Utricularia subulata L.
Slender Bladderwort, Zigzag Bladderwort
CC = 10
CW = -5
MOC = 5
SRank = S1
Family - Lentibulariaceae
Habit - Annual forb with slender stems, lacking true roots.
Stem - Slender, wiry, generally less than 10 cm long.
Leaves - Absent or few, 3-12 mm long, short-petiolate, entire, linear, slender to relatively stout, not flattened (circular in cross-section), mostly bluntly pointed at the tips.
Inflorescences - Racemes or single flowers, the stalk relatively slender, glabrous or sparsely appressed-hairy toward the base. Bracts 1-2 mm long, ovate to elliptic, peltate, more or less appressed to the axis, rounded to bluntly pointed at the ends.
Flowers - Calyx lobes 1.0-1.5 mm long, broadly ovate to nearly circular, broadly rounded at the tip. Corollas (including the spur) 8-14 mm long, yellow, the upper lip noticeably smaller than the lower one, broadly ovate, entire; the lower lip broadly ovate-triangular, 3-lobed, the palate densely hairy, the spur (which is often appressed to the lower lip and thus difficult to observe) 2.5-6.0 mm long, narrowly conic-tubular, relatively slender and bluntly to sharply pointed (rarely minutely notched).
Fruits - Capsules 1.0-1.5 mm long, globose. Seeds 0.2-0.3 mm long, obovate, not winged, brown, the body with a reticulate pattern of low ridges.
Flowering - May - June, occasionally again in September.
Habitat - Open marly areas of fens.
Origin - Native to the U.S.
Lookalikes - Other species of Utricularia.
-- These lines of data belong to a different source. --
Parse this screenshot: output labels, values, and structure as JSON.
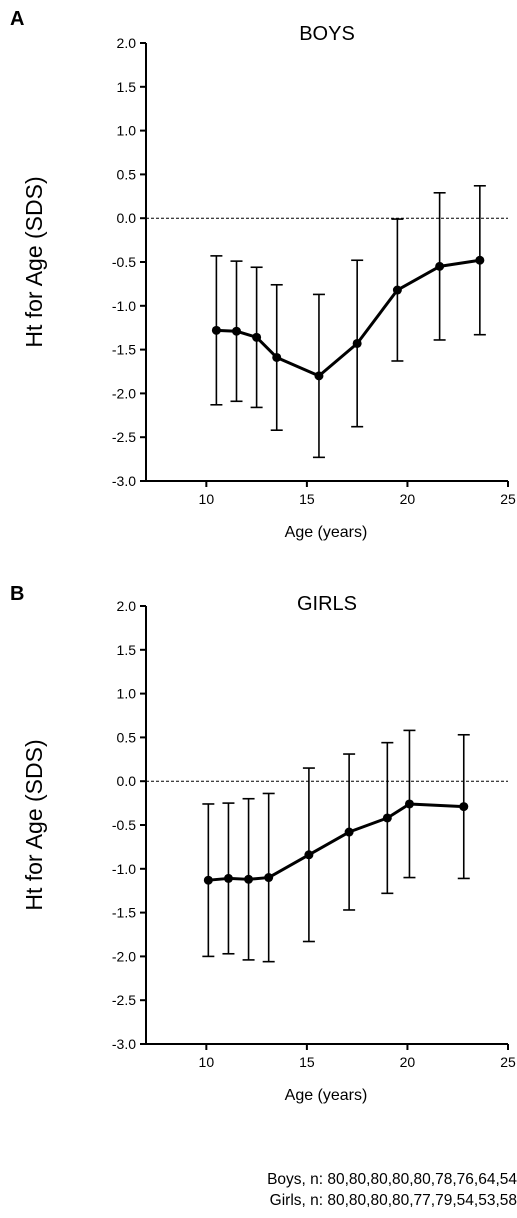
{
  "chart_data": [
    {
      "type": "line",
      "panel": "A",
      "title": "BOYS",
      "xlabel": "Age (years)",
      "ylabel": "Ht for Age (SDS)",
      "xlim": [
        7,
        25
      ],
      "ylim": [
        -3.0,
        2.0
      ],
      "x_ticks": [
        "10",
        "15",
        "20",
        "25"
      ],
      "y_ticks": [
        "2.0",
        "1.5",
        "1.0",
        "0.5",
        "0.0",
        "-0.5",
        "-1.0",
        "-1.5",
        "-2.0",
        "-2.5",
        "-3.0"
      ],
      "reference_line": 0.0,
      "error_bars": true,
      "x": [
        10.5,
        11.5,
        12.5,
        13.5,
        15.6,
        17.5,
        19.5,
        21.6,
        23.6
      ],
      "y": [
        -1.28,
        -1.29,
        -1.36,
        -1.59,
        -1.8,
        -1.43,
        -0.82,
        -0.55,
        -0.48
      ],
      "err": [
        0.85,
        0.8,
        0.8,
        0.83,
        0.93,
        0.95,
        0.81,
        0.84,
        0.85
      ]
    },
    {
      "type": "line",
      "panel": "B",
      "title": "GIRLS",
      "xlabel": "Age (years)",
      "ylabel": "Ht for Age (SDS)",
      "xlim": [
        7,
        25
      ],
      "ylim": [
        -3.0,
        2.0
      ],
      "x_ticks": [
        "10",
        "15",
        "20",
        "25"
      ],
      "y_ticks": [
        "2.0",
        "1.5",
        "1.0",
        "0.5",
        "0.0",
        "-0.5",
        "-1.0",
        "-1.5",
        "-2.0",
        "-2.5",
        "-3.0"
      ],
      "reference_line": 0.0,
      "error_bars": true,
      "x": [
        10.1,
        11.1,
        12.1,
        13.1,
        15.1,
        17.1,
        19.0,
        20.1,
        22.8
      ],
      "y": [
        -1.13,
        -1.11,
        -1.12,
        -1.1,
        -0.84,
        -0.58,
        -0.42,
        -0.26,
        -0.29
      ],
      "err": [
        0.87,
        0.86,
        0.92,
        0.96,
        0.99,
        0.89,
        0.86,
        0.84,
        0.82
      ]
    }
  ],
  "footnote": {
    "boys": "Boys, n: 80,80,80,80,80,78,76,64,54",
    "girls": "Girls, n: 80,80,80,80,77,79,54,53,58"
  }
}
Other info. - This small species is probably rare in Missouri, though it may be more common than realized. It is quite small and inconspicuous, despite the yellow corollas, and members of the genus can be difficult to unambiguously identify to species. This particular species often lacks leaves, or the little leaf material present is submerged in substrate and difficult to isolate without damage. Corolla morphologies within this genus are important for identification. In this case, the lower corolla lip is three-lobed (creating a sort of "winged" appearance) and significantly longer than the upper lip. If present, the carnivorous bladders in this species are often submerged and difficult to observe. The habitat preference is quite specific to soils which are water-saturated but not deeply submerged, and this preference probably also contributes to the plant's rarity in Missouri. It is somewhat more common in southeastern states, particularly along the Gulf and Atlantic coasts.
Photographs taken at Shut-in Mountain fen, Shannon County, MO, 5-19-2023 (SRTurner).